Alex, Thomas, René, Émeline et Pierre ont accepté de prêter leur visage à cette campagne. « J’aimerais que mon bout de chemin incite des personnes à prendre leur courage à deux mains. Employeurs, nous ne sommes pas moins performants ! L’expérience montre au contraire que les personnes handicapées sont souvent moins malades, moins absentes et plus impliquées que la moyenne », souligne Alexandre Oesterlin, architecte. « J’ai obtenu un diplôme de formation professionnelle avec mention alors qu’au départ, je ne savais pas écrire. Mais c’est encore difficile de trouver un travail stable », témoigne Thomas Dufour, agent d’accueil. Isabelle Champmoreau a tenu à rappeler qu’il « appartient aux institutions de montrer l’exemple et que chaque collectivité, dans ses domaines de compétences respectives, a la responsabilité d’accompagner les acteurs économiques dans l’accueil des salariés en situation de handicap. »

Plus de cohérence

Pour atteindre les objectifs en matière d’emploi, la formation, l’adaptation des postes de travail et l’accompagnement des personnes en situation de handicap sont un enjeu majeur.
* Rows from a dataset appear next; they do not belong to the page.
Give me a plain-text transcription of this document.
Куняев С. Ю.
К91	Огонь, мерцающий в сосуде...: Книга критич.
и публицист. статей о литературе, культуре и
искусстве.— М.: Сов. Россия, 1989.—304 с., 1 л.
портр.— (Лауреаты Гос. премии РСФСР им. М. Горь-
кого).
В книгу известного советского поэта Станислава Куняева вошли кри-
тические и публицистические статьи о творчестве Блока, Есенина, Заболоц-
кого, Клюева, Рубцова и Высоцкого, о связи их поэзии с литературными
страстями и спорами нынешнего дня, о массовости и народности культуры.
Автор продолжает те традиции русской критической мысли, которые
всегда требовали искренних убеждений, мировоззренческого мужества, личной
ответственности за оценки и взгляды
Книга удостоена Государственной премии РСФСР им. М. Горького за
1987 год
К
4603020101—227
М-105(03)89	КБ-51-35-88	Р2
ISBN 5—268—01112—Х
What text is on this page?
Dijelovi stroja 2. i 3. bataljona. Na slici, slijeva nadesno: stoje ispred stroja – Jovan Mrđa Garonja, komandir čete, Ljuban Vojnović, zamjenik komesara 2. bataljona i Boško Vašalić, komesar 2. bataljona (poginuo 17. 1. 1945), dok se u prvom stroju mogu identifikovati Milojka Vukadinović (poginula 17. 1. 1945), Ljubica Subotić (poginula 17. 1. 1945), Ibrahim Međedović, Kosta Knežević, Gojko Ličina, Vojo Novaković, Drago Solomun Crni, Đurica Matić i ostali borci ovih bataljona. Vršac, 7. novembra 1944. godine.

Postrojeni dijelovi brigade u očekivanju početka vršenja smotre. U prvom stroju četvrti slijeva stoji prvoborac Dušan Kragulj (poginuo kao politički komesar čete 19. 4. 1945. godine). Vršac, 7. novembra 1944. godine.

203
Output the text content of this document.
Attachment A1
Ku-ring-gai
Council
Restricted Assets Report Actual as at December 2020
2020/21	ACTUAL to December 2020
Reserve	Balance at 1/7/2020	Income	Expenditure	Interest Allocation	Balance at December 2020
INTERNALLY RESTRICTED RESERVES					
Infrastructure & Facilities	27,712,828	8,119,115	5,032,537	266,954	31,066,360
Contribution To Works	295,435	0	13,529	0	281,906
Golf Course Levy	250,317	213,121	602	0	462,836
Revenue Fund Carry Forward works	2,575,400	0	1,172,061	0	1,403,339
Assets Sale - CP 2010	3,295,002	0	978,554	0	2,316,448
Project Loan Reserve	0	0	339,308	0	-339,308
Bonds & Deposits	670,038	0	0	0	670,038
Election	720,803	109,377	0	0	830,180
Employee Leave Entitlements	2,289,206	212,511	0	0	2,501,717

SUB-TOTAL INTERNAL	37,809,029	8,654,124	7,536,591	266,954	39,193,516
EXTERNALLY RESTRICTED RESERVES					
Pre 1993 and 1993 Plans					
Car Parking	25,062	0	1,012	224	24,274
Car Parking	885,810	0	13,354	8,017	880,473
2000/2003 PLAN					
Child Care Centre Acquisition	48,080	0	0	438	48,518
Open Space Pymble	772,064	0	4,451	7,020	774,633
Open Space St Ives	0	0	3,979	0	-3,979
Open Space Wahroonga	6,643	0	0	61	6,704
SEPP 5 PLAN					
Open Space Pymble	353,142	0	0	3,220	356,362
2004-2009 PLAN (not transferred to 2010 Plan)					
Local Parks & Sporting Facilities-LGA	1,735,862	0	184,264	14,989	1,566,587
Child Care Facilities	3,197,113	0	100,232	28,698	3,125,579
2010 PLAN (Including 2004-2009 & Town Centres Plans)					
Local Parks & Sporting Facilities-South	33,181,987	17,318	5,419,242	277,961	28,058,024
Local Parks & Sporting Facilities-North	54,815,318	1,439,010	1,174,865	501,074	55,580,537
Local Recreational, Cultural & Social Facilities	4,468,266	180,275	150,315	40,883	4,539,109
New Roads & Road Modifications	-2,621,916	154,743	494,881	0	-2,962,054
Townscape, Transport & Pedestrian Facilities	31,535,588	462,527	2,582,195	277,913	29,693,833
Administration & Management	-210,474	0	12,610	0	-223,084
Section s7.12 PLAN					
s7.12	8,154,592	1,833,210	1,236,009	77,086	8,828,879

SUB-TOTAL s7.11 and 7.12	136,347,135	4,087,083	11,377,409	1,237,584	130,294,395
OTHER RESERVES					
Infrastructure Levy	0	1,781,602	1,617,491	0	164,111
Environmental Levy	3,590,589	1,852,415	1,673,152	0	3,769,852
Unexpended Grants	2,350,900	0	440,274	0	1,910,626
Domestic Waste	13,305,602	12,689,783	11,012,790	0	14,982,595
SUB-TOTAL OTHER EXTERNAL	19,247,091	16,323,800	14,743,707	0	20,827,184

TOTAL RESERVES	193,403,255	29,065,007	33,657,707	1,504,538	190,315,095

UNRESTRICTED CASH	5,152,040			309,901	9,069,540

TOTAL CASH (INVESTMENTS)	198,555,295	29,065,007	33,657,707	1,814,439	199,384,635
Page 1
Selon Philippe Roux de l’association Handijob, « les employeurs n’ont pas peur d’embaucher, mais ont peur de mal faire ». Un recensement des dispositifs existants et des besoins va être justement mené en vue de l’élaboration du schéma du handicap et de la dépendance. « C’est une véritable feuille de route qui doit être mise en œuvre pour les prochaines années. Elle permettra de travailler sur les structures d’accueil à créer, les sujets de l’insertion, de l’emploi, des transports, des établissements recevant du public (ERP)… Le fil conducteur en est l’égalité d’accès aux droits », insiste Mme Champmoreau. Cette réflexion impliquera l’ensemble des acteurs du handicap et les partenaires sociaux pour des résultats attendus dès le deuxième semestre 2016.

Ce que dit la loi

Depuis janvier 2009, une loi du pays oblige les entreprises et les employeurs publics qui ont dépassé le seuil de 20 salariés à employer des travailleurs handicapés, selon un taux d’emploi fixé à 2,5 % de l’effectif total de l’entreprise ou de la collectivité. Les employeurs ne respectant pas ces quotas doivent payer une contribution annuelle ou passer des commandes auprès des centres d’aide par le travail (CAT). Cette contribution alimente un fonds dédié à la mise en place d’actions en matière d’insertion professionnelle, le FIPH.

 

La situation en chiffres

En 2014, 422 employeurs (secteur privé et secteur public confondus) étaient assujettis à la loi. Près de 99 % des entreprises et environ 94 % des collectivités et des établissements publics satisfaisaient totalement à leur obligation en employant ou en contribuant financièrement, mais ils demeuraient en dessous du seuil des 2,5 %. 297 salariés bénéficiaires étaient employés dans le secteur privé, un chiffre en stagnation par rapport à 2013, tandis que 97 agents bénéficiaires étaient employés dans le secteur public.